Getting beat half to death and it is treated like a bar fight. Well lets assume that is true. It that how it should be treat for anyone else that gets beat half to death who is not gay. I say one penalty for all.
Instead of hate crimes getting stiffer penalties, why didn't we just stiffen all the penalties. Isn't that what is really fair. Do you think you will really feel worse them me after getting beat. Is it any less a crime because they just wanted my money and it wasn't "personal".
Well I want it all to be over and everything to be on my side too. I am one of those white men. And I can promise life is difficult for everyone in some way or another. And no political philosophy has ever made it just right for me either. No can life make it right.
And yes, I am smarter than those individuals, because they are a bunch of ignorant dumbasses. If that bothers you, I don't care.
Why?
Because you're so clearly part of the gene pool that needs chlorine that if you put a gun to your head and pulled the trigger, it'd take you several attempts before you actually hit the target.

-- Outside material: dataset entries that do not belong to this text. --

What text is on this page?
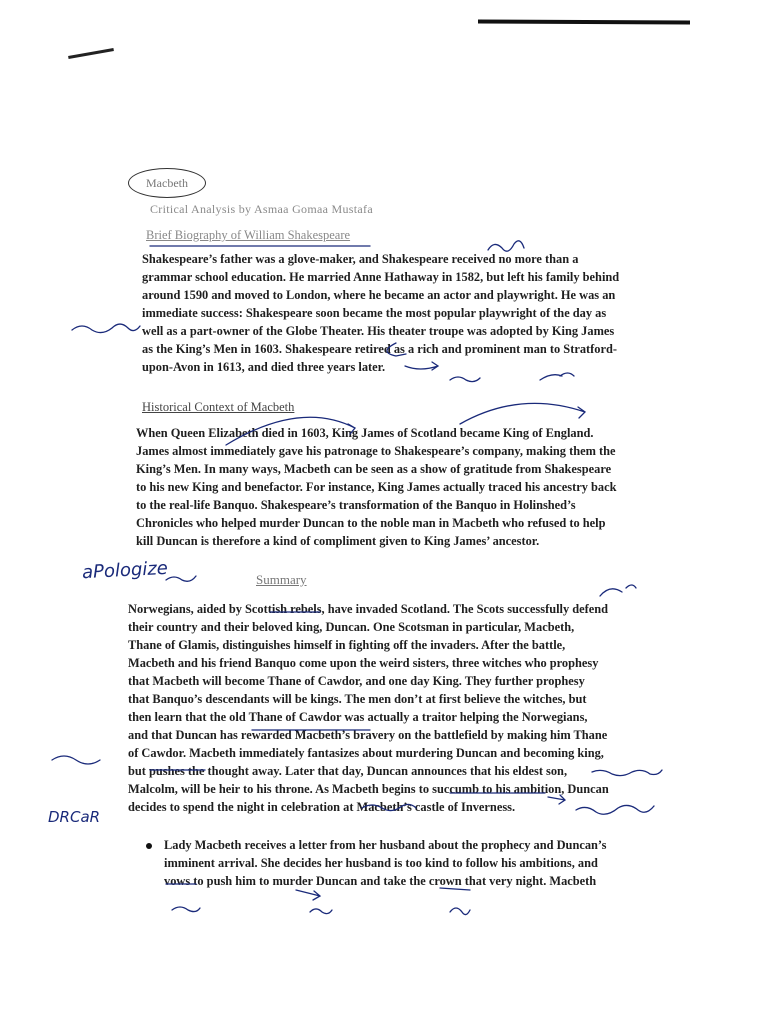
Macbeth
Critical Analysis by Asmaa Gomaa Mustafa
Brief Biography of William Shakespeare
Shakespeare’s father was a glove-maker, and Shakespeare received no more than a
grammar school education. He married Anne Hathaway in 1582, but left his family behind
around 1590 and moved to London, where he became an actor and playwright. He was an
immediate success: Shakespeare soon became the most popular playwright of the day as
well as a part-owner of the Globe Theater. His theater troupe was adopted by King James
as the King’s Men in 1603. Shakespeare retired as a rich and prominent man to Stratford-
upon-Avon in 1613, and died three years later.
Historical Context of Macbeth
When Queen Elizabeth died in 1603, King James of Scotland became King of England.
James almost immediately gave his patronage to Shakespeare’s company, making them the
King’s Men. In many ways, Macbeth can be seen as a show of gratitude from Shakespeare
to his new King and benefactor. For instance, King James actually traced his ancestry back
to the real-life Banquo. Shakespeare’s transformation of the Banquo in Holinshed’s
Chronicles who helped murder Duncan to the noble man in Macbeth who refused to help
kill Duncan is therefore a kind of compliment given to King James’ ancestor.
Summary
Norwegians, aided by Scottish rebels, have invaded Scotland. The Scots successfully defend
their country and their beloved king, Duncan. One Scotsman in particular, Macbeth,
Thane of Glamis, distinguishes himself in fighting off the invaders. After the battle,
Macbeth and his friend Banquo come upon the weird sisters, three witches who prophesy
that Macbeth will become Thane of Cawdor, and one day King. They further prophesy
that Banquo’s descendants will be kings. The men don’t at first believe the witches, but
then learn that the old Thane of Cawdor was actually a traitor helping the Norwegians,
and that Duncan has rewarded Macbeth’s bravery on the battlefield by making him Thane
of Cawdor. Macbeth immediately fantasizes about murdering Duncan and becoming king,
but pushes the thought away. Later that day, Duncan announces that his eldest son,
Malcolm, will be heir to his throne. As Macbeth begins to succumb to his ambition, Duncan
decides to spend the night in celebration at Macbeth’s castle of Inverness.
Lady Macbeth receives a letter from her husband about the prophecy and Duncan’s
imminent arrival. She decides her husband is too kind to follow his ambitions, and
vows to push him to murder Duncan and take the crown that very night. Macbeth
aPologize
DRCaR
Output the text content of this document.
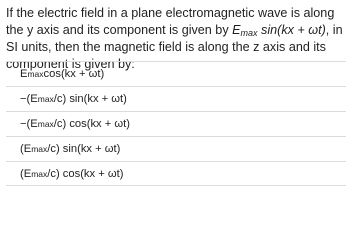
If the electric field in a plane electromagnetic wave is along the y axis and its component is given by $E_{max}$ sin(kx + ωt), in SI units, then the magnetic field is along the z axis and its component is given by:

E max cos(kx + ωt)
−(E max /c) sin(kx + ωt)
−(E max /c) cos(kx + ωt)
(E max /c) sin(kx + ωt)
(E max /c) cos(kx + ωt)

Please excuse the long run-on sentence.
The United States has lost its cultural unity dating to the 1960's, which means it has to find a new dominant ethos, so that struggle, as they say, ain't over, until it is over, although generational change matters, and globalization too.
the latter has also de-stabilized the u.s cultural order, and has historically speaking triggered the search for the new, which is the bright side of all this. rated.